Every once in a while, he and I walk down the mountain together. He doesn’t go down often. He’s asthmatic, and walking back up is a real struggle for him. But as the October beginning of the school year approaches he goes to school more and more often and to the various offices in Pòtoprens itself where one gets through whatever red tape there is for a public school principal at the beginning of the school year.
Running a school in Mariaman is challenging. The school is about 30 feet by 50 or 60. He has three small rooms, 300 students, and six teachers. Six, that is, when they all can come. There’s an outhouse for teachers. The school is public, which means that the government pays the teachers’ meager salaries and for some copy books for the children-whenever Mèt Anténor can get the various bureaucrats he deals with to cough up the dough.
That leaves him to finesse issues like school maintenance and supplies. What he’s forced to do is charge the parents who send their children to his school a few dollars a month. That’s not much, but it’s already prohibitive for some. If it were only a matter of those few dollars, more students would be able to attend, but Haitian schoolchildren wear uniforms and decent-looking shoes. If their parents can’t buy shoes, the children stay home. There are plenty of children on the mountain who can’t go, even when Mèt Anténor discounts his fees for many who can not pay.

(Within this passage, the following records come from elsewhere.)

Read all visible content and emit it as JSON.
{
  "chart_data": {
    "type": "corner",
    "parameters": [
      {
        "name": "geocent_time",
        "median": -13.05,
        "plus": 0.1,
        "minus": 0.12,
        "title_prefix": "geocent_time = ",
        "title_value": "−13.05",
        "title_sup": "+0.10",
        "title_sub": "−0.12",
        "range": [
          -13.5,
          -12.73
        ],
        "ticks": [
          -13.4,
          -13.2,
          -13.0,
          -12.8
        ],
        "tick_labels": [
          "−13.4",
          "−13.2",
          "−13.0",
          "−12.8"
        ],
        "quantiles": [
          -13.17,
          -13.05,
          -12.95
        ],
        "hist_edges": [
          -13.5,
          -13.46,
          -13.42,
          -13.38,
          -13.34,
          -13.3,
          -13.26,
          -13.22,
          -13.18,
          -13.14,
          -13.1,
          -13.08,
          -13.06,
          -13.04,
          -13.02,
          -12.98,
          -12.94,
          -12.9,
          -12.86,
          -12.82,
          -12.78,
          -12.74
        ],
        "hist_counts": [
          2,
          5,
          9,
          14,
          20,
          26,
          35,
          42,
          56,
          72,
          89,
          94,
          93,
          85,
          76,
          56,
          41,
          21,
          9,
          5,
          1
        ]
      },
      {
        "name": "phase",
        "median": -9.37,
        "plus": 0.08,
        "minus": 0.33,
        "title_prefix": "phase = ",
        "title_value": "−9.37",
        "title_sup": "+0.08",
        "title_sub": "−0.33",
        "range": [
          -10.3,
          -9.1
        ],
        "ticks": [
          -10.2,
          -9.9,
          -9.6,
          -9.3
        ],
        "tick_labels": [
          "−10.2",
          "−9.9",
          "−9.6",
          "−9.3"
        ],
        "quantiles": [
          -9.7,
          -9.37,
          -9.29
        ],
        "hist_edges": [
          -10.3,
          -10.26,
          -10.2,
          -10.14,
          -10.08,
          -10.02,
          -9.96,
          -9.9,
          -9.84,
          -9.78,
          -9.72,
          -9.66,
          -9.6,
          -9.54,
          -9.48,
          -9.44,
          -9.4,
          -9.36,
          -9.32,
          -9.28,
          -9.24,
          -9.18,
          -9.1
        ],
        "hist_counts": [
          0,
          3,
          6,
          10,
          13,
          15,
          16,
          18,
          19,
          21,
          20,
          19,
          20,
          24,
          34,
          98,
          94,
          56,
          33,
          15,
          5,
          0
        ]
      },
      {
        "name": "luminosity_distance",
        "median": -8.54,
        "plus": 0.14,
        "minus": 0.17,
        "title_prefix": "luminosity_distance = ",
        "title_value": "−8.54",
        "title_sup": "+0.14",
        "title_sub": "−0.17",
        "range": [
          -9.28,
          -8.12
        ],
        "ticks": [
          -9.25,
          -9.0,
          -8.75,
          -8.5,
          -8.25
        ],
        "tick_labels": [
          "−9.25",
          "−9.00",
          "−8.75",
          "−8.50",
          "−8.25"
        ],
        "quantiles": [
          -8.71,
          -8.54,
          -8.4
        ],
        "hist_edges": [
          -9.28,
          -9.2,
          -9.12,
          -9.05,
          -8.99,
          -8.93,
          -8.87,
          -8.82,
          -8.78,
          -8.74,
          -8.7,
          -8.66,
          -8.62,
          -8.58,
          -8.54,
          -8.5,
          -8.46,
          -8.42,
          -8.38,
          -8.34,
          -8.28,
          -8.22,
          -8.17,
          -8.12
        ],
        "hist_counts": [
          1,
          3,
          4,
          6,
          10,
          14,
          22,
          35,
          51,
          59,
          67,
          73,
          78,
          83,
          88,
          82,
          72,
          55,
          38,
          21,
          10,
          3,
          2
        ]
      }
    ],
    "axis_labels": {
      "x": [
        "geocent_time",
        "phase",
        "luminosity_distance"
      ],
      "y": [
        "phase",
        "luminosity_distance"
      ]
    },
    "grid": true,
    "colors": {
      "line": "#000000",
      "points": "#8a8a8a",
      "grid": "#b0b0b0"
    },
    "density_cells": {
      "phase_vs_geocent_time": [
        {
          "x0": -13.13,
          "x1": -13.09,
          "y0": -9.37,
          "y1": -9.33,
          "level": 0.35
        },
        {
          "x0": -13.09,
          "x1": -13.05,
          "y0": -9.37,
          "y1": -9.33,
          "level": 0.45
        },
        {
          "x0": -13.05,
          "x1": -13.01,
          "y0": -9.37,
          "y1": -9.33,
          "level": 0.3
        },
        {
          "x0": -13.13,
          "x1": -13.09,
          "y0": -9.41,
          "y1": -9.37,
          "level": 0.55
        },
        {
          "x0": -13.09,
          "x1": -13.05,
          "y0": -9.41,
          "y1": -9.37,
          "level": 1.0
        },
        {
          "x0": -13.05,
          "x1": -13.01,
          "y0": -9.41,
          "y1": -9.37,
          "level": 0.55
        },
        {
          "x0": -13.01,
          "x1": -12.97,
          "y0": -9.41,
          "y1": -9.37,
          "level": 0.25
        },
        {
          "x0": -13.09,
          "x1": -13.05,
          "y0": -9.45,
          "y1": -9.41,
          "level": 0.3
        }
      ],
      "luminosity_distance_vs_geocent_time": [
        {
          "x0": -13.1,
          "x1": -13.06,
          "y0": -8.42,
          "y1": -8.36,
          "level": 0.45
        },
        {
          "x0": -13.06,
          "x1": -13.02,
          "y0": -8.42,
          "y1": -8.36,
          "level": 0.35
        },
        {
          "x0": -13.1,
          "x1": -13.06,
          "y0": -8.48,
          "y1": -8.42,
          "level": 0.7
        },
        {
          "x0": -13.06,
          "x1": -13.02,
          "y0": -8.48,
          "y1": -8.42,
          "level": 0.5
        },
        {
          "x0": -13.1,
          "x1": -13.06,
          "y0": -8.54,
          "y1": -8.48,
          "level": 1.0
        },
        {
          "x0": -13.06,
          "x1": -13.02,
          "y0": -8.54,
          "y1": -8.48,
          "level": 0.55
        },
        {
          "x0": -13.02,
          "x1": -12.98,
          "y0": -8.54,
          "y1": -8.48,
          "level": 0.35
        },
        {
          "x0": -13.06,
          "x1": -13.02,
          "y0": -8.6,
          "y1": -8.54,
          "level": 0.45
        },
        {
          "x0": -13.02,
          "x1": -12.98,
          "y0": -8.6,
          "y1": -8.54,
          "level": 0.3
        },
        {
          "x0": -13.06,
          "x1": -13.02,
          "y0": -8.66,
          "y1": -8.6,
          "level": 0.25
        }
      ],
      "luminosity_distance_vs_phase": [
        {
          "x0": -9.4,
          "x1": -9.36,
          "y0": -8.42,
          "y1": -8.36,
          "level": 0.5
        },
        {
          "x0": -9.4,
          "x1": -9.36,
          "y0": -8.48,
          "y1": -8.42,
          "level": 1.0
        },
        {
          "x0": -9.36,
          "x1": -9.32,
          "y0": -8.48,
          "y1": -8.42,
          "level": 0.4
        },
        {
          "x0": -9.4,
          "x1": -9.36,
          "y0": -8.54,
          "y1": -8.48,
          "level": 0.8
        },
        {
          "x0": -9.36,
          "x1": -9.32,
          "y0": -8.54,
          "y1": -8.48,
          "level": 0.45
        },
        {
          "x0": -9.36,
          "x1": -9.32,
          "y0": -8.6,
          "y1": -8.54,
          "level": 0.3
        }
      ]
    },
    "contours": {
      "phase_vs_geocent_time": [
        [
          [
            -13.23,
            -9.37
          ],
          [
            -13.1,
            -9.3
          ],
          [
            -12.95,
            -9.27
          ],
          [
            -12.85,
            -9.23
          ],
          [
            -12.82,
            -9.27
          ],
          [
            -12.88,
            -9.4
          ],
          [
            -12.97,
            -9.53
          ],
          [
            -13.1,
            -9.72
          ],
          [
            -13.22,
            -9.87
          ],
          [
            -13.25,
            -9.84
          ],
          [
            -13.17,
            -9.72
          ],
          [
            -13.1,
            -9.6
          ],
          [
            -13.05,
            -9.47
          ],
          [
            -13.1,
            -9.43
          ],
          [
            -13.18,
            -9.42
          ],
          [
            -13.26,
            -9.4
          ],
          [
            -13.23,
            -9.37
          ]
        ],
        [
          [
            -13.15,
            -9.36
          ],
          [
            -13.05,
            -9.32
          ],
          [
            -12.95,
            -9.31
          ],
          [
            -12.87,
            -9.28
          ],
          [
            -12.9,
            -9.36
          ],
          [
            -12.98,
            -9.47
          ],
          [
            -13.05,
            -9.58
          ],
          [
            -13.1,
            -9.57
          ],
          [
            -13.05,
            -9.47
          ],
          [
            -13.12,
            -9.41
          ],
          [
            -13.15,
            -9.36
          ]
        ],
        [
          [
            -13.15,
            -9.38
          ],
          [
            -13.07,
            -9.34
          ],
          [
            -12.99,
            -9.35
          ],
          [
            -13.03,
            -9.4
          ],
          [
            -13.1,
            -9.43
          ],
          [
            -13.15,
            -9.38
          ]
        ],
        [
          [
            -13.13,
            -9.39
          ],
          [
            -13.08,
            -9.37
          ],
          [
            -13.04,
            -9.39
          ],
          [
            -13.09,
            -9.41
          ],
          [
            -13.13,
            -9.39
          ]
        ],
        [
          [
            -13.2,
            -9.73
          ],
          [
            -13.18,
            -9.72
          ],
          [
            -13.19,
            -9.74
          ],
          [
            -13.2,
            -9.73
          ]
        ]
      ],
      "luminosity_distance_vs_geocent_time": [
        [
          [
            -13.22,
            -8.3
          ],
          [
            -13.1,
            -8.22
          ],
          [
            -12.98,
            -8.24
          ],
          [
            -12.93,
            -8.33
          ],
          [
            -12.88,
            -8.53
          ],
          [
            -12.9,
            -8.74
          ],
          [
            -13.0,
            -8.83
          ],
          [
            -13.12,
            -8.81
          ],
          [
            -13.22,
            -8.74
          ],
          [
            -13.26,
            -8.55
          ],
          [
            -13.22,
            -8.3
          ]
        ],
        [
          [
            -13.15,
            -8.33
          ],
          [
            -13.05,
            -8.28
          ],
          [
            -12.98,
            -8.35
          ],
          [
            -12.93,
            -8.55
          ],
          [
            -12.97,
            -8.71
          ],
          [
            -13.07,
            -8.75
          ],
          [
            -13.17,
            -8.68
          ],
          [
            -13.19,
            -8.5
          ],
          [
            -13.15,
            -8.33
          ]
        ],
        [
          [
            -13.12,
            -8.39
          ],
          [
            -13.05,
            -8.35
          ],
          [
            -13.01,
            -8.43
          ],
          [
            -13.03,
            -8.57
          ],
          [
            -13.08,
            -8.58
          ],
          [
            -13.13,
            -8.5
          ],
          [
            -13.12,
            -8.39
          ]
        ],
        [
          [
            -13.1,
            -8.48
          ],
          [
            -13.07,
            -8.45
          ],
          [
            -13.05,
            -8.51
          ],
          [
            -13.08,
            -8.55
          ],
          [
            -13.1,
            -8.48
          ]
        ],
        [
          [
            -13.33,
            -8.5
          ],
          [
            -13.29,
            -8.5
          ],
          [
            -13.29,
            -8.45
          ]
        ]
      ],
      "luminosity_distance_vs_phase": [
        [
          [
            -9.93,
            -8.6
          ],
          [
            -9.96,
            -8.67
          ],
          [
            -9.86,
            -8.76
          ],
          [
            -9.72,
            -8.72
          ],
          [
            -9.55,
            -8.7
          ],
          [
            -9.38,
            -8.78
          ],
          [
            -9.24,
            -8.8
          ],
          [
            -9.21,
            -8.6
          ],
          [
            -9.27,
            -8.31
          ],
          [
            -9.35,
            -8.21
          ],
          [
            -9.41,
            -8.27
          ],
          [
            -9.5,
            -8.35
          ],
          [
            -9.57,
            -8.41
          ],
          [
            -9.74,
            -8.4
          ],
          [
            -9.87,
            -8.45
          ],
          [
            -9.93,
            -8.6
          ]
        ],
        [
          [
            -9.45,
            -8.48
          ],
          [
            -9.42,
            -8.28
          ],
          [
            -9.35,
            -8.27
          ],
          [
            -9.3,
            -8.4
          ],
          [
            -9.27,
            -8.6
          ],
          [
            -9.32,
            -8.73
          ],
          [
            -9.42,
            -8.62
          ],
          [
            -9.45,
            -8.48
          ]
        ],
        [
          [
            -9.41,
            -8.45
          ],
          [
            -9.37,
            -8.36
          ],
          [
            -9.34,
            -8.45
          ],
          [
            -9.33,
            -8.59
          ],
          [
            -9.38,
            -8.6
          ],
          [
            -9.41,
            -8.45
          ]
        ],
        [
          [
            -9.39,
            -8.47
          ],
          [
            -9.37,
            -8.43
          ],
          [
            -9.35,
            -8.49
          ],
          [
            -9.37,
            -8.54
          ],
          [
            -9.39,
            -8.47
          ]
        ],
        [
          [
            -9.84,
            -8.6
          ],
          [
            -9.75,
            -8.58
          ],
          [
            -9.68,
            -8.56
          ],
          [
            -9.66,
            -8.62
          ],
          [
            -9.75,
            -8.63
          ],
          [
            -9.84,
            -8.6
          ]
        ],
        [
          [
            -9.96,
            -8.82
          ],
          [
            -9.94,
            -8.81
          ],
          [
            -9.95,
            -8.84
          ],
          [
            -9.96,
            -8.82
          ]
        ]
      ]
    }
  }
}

When we walk along the mountain road together, he has a word for everyone and everyone has a word for him. When he passes a local mason, he chats about how repair work might get done. When he passes teenage boys, he asks them to remove some rocks from the middle of the narrow path that is our road. And they do. When he passes a roadside stand, he chats about business and farming and other community issues. He himself does subsistence farming on the land his father left him.
All his conversations are filled with his broad, deep laughter. He laughs whether the news is good or bad, and people generally laugh with him. Everyone knows him, and, as far as I can tell, they love him too.
I am always learning from him. He has taught me much of the Creole I know, and what he hasn’t taught me himself, I know because he put me into the hands of my great teachers, the neighborhood teens. He’s taught me about the community he lives in, a community he knows very well indeed. And he’s also teaching me much larger things: about the importance of hope, the irrelevance of doubt. He’s a very good and devoted teacher, and a wonderful friend.